Existe uma máxima quando falamos em pertencimento e valorização de patrimônios: só é possível gostar do que se conhece. A obviedade da afirmação não elimina sua importância. Não é possível criar envolvimento e preservação histórica de algo amplamente desconhecido.

Cultura sem público para além dos eventos

Os shows e eventos são parte importante do que chamamos de “política cultural” — mas estão longe de ser a sua essência. Os eventos devem ser a consequência de um trabalho de valorização de artistas e expressões locais, sob pena de trazer apenas fazedores de cultura estrangeiros para se apresentar.

Temos exemplos bem sucedidos. O FDP! - Festival Doces Palavras é um deles. E justamente é um evento que se mostra como consequência de um trabalho prévio. A ideia do festival é a apresentação de literatura e doces regionais produzidos em âmbito local. O FDP! não existiria sem que gente de Campos, da literatura e dos doces, tivessem produzido e de alguma forma sendo consumidos.

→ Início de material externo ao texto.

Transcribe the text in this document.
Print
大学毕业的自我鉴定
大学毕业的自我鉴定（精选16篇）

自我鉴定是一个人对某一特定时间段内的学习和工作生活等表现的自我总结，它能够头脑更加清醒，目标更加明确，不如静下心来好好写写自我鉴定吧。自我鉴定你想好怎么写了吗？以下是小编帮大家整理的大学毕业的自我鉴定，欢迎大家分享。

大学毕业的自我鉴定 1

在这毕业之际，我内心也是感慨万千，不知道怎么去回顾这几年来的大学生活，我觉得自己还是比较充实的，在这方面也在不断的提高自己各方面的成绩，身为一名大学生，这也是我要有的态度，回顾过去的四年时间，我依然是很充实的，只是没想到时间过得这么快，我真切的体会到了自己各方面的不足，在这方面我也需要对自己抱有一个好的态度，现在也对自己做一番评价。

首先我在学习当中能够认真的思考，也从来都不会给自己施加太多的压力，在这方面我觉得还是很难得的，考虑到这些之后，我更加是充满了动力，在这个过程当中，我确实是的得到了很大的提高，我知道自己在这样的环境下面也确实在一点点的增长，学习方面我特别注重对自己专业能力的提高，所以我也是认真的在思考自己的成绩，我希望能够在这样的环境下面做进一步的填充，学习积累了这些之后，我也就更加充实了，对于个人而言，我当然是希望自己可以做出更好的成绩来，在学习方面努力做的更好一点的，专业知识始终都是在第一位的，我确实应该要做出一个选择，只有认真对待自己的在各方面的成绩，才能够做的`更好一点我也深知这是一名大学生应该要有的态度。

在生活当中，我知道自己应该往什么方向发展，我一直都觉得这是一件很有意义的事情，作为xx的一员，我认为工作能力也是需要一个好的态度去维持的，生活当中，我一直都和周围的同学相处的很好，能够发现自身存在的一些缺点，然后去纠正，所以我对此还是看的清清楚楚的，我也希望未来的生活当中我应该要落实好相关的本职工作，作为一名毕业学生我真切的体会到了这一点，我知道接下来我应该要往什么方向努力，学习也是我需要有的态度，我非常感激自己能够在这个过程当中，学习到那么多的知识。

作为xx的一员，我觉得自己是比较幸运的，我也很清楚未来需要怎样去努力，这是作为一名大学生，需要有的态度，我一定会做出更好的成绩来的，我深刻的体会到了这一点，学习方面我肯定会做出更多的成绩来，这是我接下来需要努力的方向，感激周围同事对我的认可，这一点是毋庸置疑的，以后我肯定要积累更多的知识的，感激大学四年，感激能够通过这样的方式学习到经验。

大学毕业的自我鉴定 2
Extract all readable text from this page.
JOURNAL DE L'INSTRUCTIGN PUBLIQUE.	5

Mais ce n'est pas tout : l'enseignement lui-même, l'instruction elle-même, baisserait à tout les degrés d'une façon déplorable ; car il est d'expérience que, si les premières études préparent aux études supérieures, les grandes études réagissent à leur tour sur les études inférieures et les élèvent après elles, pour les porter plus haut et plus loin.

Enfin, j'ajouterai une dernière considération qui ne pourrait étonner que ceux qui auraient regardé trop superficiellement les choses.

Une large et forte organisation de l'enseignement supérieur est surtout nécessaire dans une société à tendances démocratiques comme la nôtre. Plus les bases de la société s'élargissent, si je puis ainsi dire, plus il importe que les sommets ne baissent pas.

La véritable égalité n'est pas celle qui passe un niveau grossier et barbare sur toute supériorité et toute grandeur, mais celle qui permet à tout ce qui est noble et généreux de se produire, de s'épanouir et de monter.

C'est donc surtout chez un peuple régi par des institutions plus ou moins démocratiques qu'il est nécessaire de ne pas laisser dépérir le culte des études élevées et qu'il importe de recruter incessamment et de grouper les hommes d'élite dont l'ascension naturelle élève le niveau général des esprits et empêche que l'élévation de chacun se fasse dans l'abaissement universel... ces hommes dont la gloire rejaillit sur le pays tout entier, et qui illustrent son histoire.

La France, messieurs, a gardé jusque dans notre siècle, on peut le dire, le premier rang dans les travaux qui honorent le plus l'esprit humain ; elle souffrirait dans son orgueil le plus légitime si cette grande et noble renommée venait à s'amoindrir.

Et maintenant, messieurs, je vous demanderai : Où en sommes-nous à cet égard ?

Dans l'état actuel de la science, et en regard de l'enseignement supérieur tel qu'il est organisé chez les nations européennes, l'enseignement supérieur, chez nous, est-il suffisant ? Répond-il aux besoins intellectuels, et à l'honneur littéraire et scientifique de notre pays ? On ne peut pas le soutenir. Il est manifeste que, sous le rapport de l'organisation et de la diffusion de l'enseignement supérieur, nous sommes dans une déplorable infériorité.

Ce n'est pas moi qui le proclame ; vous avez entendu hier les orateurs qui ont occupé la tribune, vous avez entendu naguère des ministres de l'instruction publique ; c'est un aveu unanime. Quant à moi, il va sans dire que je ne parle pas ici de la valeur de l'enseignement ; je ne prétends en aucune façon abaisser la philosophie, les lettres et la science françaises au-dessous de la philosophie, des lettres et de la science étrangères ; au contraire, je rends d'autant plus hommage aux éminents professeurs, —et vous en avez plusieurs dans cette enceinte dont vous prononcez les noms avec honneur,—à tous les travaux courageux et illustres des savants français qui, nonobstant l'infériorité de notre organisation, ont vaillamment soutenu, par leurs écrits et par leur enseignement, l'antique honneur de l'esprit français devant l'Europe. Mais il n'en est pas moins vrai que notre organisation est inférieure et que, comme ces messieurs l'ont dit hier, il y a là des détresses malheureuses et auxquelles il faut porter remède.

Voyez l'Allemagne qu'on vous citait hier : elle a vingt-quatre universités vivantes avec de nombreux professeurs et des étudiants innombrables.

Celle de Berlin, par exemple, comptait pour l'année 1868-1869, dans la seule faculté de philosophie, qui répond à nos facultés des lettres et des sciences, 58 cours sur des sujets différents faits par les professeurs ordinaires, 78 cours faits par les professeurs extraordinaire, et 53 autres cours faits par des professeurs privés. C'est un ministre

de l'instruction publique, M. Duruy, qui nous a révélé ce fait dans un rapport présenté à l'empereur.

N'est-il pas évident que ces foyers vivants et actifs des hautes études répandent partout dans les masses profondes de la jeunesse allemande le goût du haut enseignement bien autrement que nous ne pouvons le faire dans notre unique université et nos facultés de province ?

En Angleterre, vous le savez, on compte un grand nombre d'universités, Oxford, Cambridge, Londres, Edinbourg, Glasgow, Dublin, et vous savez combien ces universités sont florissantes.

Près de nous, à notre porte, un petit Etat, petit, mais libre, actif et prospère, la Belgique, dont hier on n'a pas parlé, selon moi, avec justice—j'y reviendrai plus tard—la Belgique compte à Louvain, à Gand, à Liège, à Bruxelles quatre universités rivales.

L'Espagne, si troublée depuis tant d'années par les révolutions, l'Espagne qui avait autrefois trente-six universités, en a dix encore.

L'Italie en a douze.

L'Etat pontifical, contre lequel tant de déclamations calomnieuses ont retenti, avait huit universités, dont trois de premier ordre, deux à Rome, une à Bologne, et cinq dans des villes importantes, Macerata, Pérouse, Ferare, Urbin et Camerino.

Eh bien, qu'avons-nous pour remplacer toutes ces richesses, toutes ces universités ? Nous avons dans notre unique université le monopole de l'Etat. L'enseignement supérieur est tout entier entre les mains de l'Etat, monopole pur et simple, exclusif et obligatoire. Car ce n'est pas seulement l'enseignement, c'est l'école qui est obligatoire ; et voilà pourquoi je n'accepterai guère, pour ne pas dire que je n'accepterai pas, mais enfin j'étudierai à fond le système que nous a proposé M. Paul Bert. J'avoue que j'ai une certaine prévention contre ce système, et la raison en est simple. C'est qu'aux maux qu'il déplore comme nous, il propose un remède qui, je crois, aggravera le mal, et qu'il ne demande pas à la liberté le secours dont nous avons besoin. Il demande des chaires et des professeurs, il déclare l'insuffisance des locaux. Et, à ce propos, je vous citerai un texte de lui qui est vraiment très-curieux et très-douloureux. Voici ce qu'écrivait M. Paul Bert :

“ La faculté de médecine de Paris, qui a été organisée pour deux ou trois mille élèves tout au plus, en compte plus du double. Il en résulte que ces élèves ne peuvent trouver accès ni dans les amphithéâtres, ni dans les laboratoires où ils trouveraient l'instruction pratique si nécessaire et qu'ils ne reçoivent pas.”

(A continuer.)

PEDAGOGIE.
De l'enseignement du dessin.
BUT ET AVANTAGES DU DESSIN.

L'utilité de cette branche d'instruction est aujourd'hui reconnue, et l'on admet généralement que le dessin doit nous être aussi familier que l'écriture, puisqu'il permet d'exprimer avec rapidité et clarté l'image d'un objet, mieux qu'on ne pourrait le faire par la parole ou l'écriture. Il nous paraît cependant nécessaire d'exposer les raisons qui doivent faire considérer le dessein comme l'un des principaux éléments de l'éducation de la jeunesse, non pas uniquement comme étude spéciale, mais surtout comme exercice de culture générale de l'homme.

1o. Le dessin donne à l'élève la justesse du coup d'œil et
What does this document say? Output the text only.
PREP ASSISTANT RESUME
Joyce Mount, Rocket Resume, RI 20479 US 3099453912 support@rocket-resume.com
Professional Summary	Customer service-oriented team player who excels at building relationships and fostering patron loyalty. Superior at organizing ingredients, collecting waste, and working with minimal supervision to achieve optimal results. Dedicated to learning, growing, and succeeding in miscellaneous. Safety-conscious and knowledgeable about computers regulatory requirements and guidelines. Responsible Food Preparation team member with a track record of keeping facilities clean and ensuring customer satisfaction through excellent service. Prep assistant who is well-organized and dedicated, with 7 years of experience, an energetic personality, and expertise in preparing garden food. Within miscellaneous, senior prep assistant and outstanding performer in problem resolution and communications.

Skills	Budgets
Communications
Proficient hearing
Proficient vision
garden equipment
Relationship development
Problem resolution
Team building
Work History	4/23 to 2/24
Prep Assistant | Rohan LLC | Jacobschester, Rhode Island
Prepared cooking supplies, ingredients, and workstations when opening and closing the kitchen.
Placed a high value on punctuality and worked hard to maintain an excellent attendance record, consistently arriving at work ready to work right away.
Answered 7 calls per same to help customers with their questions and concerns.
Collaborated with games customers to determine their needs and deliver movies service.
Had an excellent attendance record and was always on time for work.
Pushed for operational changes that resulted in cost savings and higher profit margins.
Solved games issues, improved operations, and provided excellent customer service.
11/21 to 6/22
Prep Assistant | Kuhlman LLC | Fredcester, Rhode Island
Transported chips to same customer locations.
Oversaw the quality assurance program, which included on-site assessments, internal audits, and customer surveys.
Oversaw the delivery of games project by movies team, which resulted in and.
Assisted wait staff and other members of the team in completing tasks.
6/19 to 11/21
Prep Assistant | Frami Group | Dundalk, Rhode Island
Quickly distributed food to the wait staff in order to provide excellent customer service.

Embora educação e cultura não sejam medidas por resultados e lucro (seus ganhos por vezes são aferidos de outras formas), pensar em subsistência a partir de expressões culturais locais é essencial. Eventos e festivais não são apenas formas de valorização, mas também podem ser usados como forma de oferecer retorno financeiro aos expositores.

A destruição das Casas Grandes

Campos dos Goytacazes é uma cidade de pelo menos 370 anos. Toda essa história deixou uma enormidade de patrimônio materiais e imateriais. Se nos atermos às construções, vemos em Campos duas expressões quase determinantes: os solares e as igrejas.
Reprodução


Os solares têm relação direta com os ciclos econômicos que a cidade sofreu. O gado e depois a cana-de-açúcar determinaram um tipo de moradia das elites econômicas locais. Era preciso demonstrar força e riqueza a partir de grandes casas, ou os solares, que também davam aos seus donos títulos de nobreza. A chamada “nobreza da terra”.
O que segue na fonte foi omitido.